As for my suggestion, an application could not touch another application. For one, it couldn’t even detect the other application if both were virtualized. Example: Program A requests a directory listing of /boot/apps. The OS first gets the real directory listing, then adds in whatever Program A has stored under /boot/apps in its own image. The combined list (taking into account files marked as “deleted” from the image) is sent to Program A. Program A doesn’t get to see files that only exist in Program G’s image.

As for a virtualized application deleting a non-virtualized application, this change would be written to the virtualized application’s image, but not to the root filesystem. So the virtualized application thinks it succeeded, whereas all other applications don’t see the change. Or perhaps just give a security error to the application attempting to delete the other application. Either way, there’s enough isolation that no damage is done.

Izomiac you seem to have the idea :slight_smile:

Here is a link to an animation (.gif) which shows a way of application virtualization.
Link to Sandboxie Animation

I currently do not have the skills to be able to write application virtualization in Haiku, but time is on our side because it will probably be a while until R2. This is a project that would be VERY interesting, and as soon as Haiku has adequate security then it really will be a real OS in the modern sense.

There is a few different ways this could be implemented, but I don’t think it has to be totally from scratch because maybe at least inspiration could be drawn from Chrooting which is used in Linux (and other unixes) or BSD jails. Obviously our implementation would be fairly different due to not being multi-user (I think this is something Haiku should stick to) and hook into some type of framework which would allow the user to interact with a nice simple GUI.

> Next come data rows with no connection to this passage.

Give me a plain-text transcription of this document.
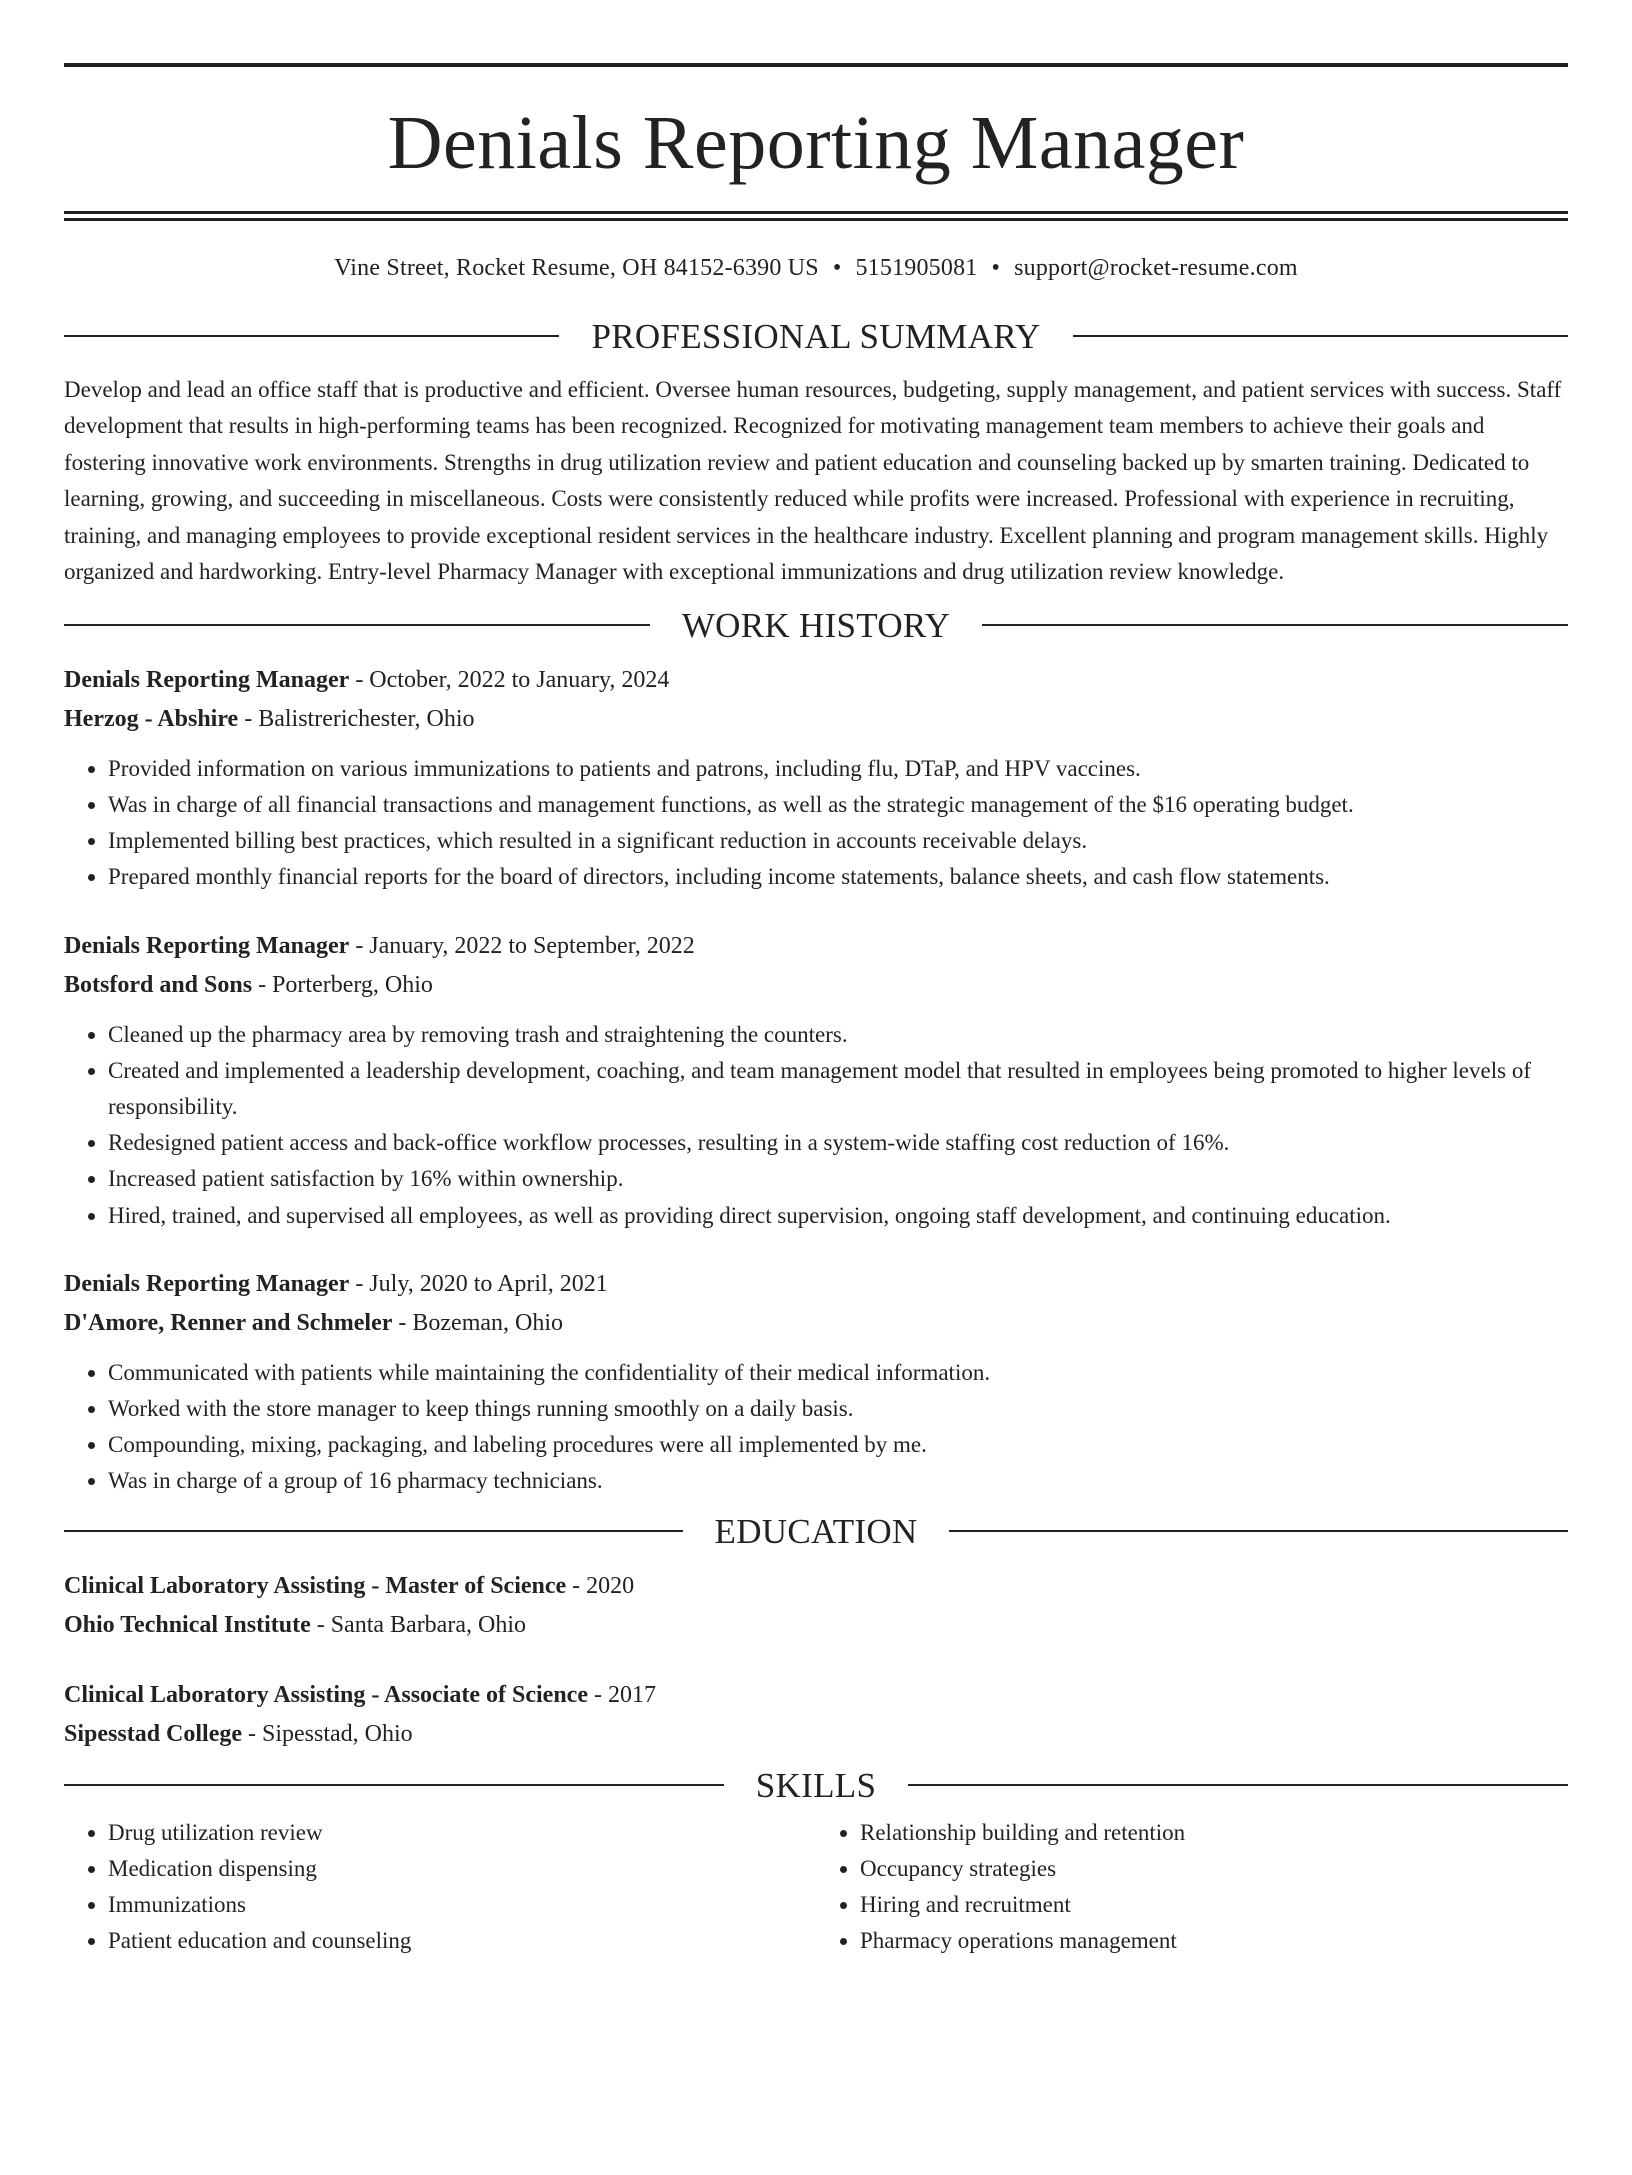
Denials Reporting Manager
Vine Street, Rocket Resume, OH 84152-6390 US • 5151905081 • support@rocket-resume.com
PROFESSIONAL SUMMARY

Develop and lead an office staff that is productive and efficient. Oversee human resources, budgeting, supply management, and patient services with success. Staff development that results in high-performing teams has been recognized. Recognized for motivating management team members to achieve their goals and fostering innovative work environments. Strengths in drug utilization review and patient education and counseling backed up by smarten training. Dedicated to learning, growing, and succeeding in miscellaneous. Costs were consistently reduced while profits were increased. Professional with experience in recruiting, training, and managing employees to provide exceptional resident services in the healthcare industry. Excellent planning and program management skills. Highly organized and hardworking. Entry-level Pharmacy Manager with exceptional immunizations and drug utilization review knowledge.

WORK HISTORY
Denials Reporting Manager - October, 2022 to January, 2024
Herzog - Abshire - Balistrerichester, Ohio
• Provided information on various immunizations to patients and patrons, including flu, DTaP, and HPV vaccines.
• Was in charge of all financial transactions and management functions, as well as the strategic management of the $16 operating budget.
• Implemented billing best practices, which resulted in a significant reduction in accounts receivable delays.
• Prepared monthly financial reports for the board of directors, including income statements, balance sheets, and cash flow statements.
Denials Reporting Manager - January, 2022 to September, 2022
Botsford and Sons - Porterberg, Ohio
• Cleaned up the pharmacy area by removing trash and straightening the counters.
• Created and implemented a leadership development, coaching, and team management model that resulted in employees being promoted to higher levels of responsibility.
• Redesigned patient access and back-office workflow processes, resulting in a system-wide staffing cost reduction of 16%.
• Increased patient satisfaction by 16% within ownership.
• Hired, trained, and supervised all employees, as well as providing direct supervision, ongoing staff development, and continuing education.
Denials Reporting Manager - July, 2020 to April, 2021
D'Amore, Renner and Schmeler - Bozeman, Ohio
• Communicated with patients while maintaining the confidentiality of their medical information.
• Worked with the store manager to keep things running smoothly on a daily basis.
• Compounding, mixing, packaging, and labeling procedures were all implemented by me.
• Was in charge of a group of 16 pharmacy technicians.
EDUCATION
Clinical Laboratory Assisting - Master of Science - 2020
Ohio Technical Institute - Santa Barbara, Ohio
Clinical Laboratory Assisting - Associate of Science - 2017
Sipesstad College - Sipesstad, Ohio
SKILLS
• Drug utilization review
• Medication dispensing
• Immunizations
• Patient education and counseling
• Relationship building and retention
• Occupancy strategies
• Hiring and recruitment
• Pharmacy operations management
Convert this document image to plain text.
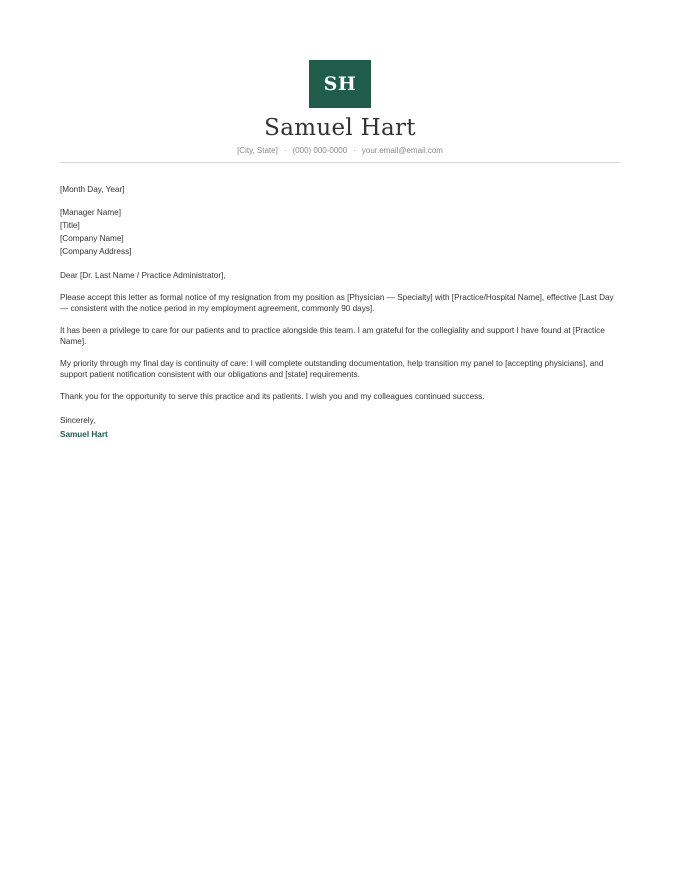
SH
Samuel Hart
[City, State] · (000) 000-0000 · your.email@email.com
[Month Day, Year]
[Manager Name]
[Title]
[Company Name]
[Company Address]
Dear [Dr. Last Name / Practice Administrator],
Please accept this letter as formal notice of my resignation from my position as [Physician — Specialty] with [Practice/Hospital Name], effective [Last Day — consistent with the notice period in my employment agreement, commonly 90 days].
It has been a privilege to care for our patients and to practice alongside this team. I am grateful for the collegiality and support I have found at [Practice Name].
My priority through my final day is continuity of care: I will complete outstanding documentation, help transition my panel to [accepting physicians], and support patient notification consistent with our obligations and [state] requirements.
Thank you for the opportunity to serve this practice and its patients. I wish you and my colleagues continued success.
Sincerely,
Samuel Hart
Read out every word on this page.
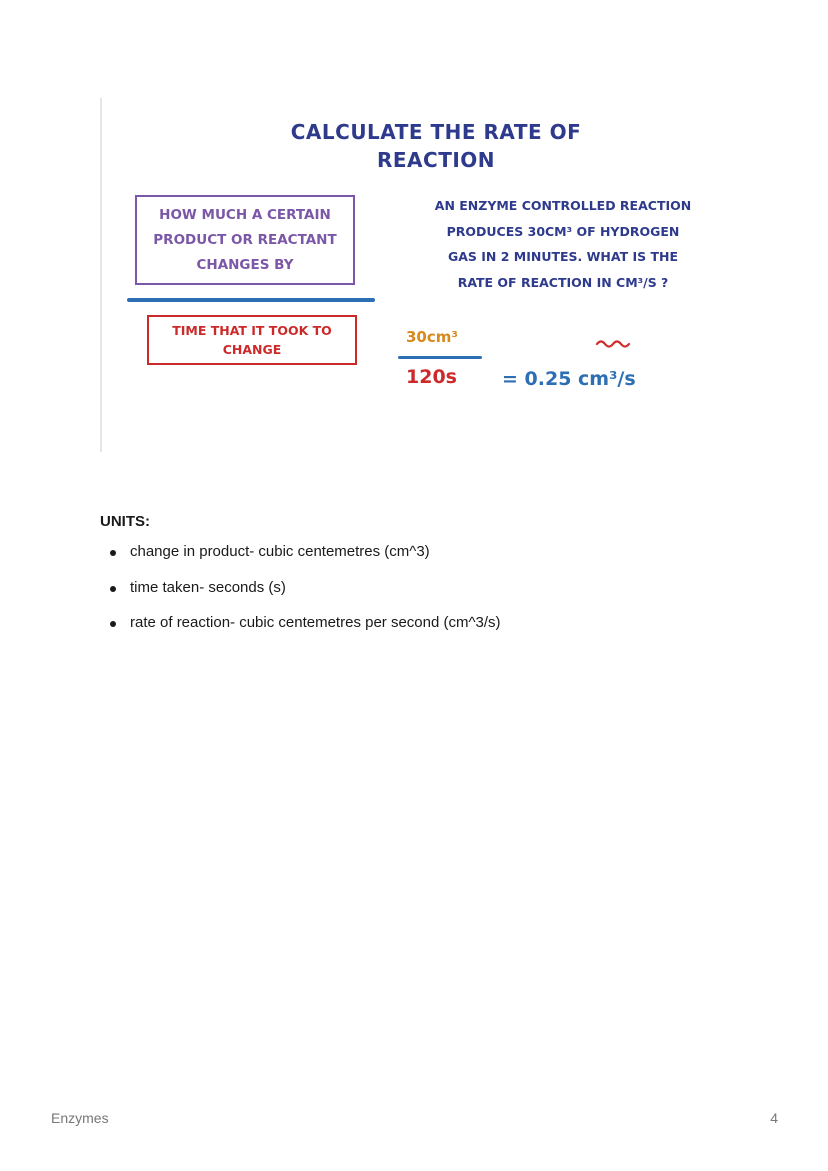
CALCULATE THE RATE OF REACTION
HOW MUCH A CERTAIN PRODUCT OR REACTANT CHANGES BY
TIME THAT IT TOOK TO CHANGE
AN ENZYME CONTROLLED REACTION PRODUCES 30CM³ OF HYDROGEN GAS IN 2 MINUTES. WHAT IS THE RATE OF REACTION IN CM³/S ?
30cm³
120s = 0.25 cm³/s
UNITS:
change in product- cubic centemetres (cm^3)
time taken- seconds (s)
rate of reaction- cubic centemetres per second (cm^3/s)
Enzymes	4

As a follow-up from the week before, I think the best solution is to either port Systrace (no, not Strace. Systrace.) or basically clone Systrace.

Systrace can effectively straitjacket a program/process. A control panel type application can easily be made for systrace which will basically compile systrace rules and Systrace already has the ability to create a pop-up window when action is needed.

This sounds like a much better approach than sandbox security ala Sandboxie, Google Native Client or Seccomp in Linux.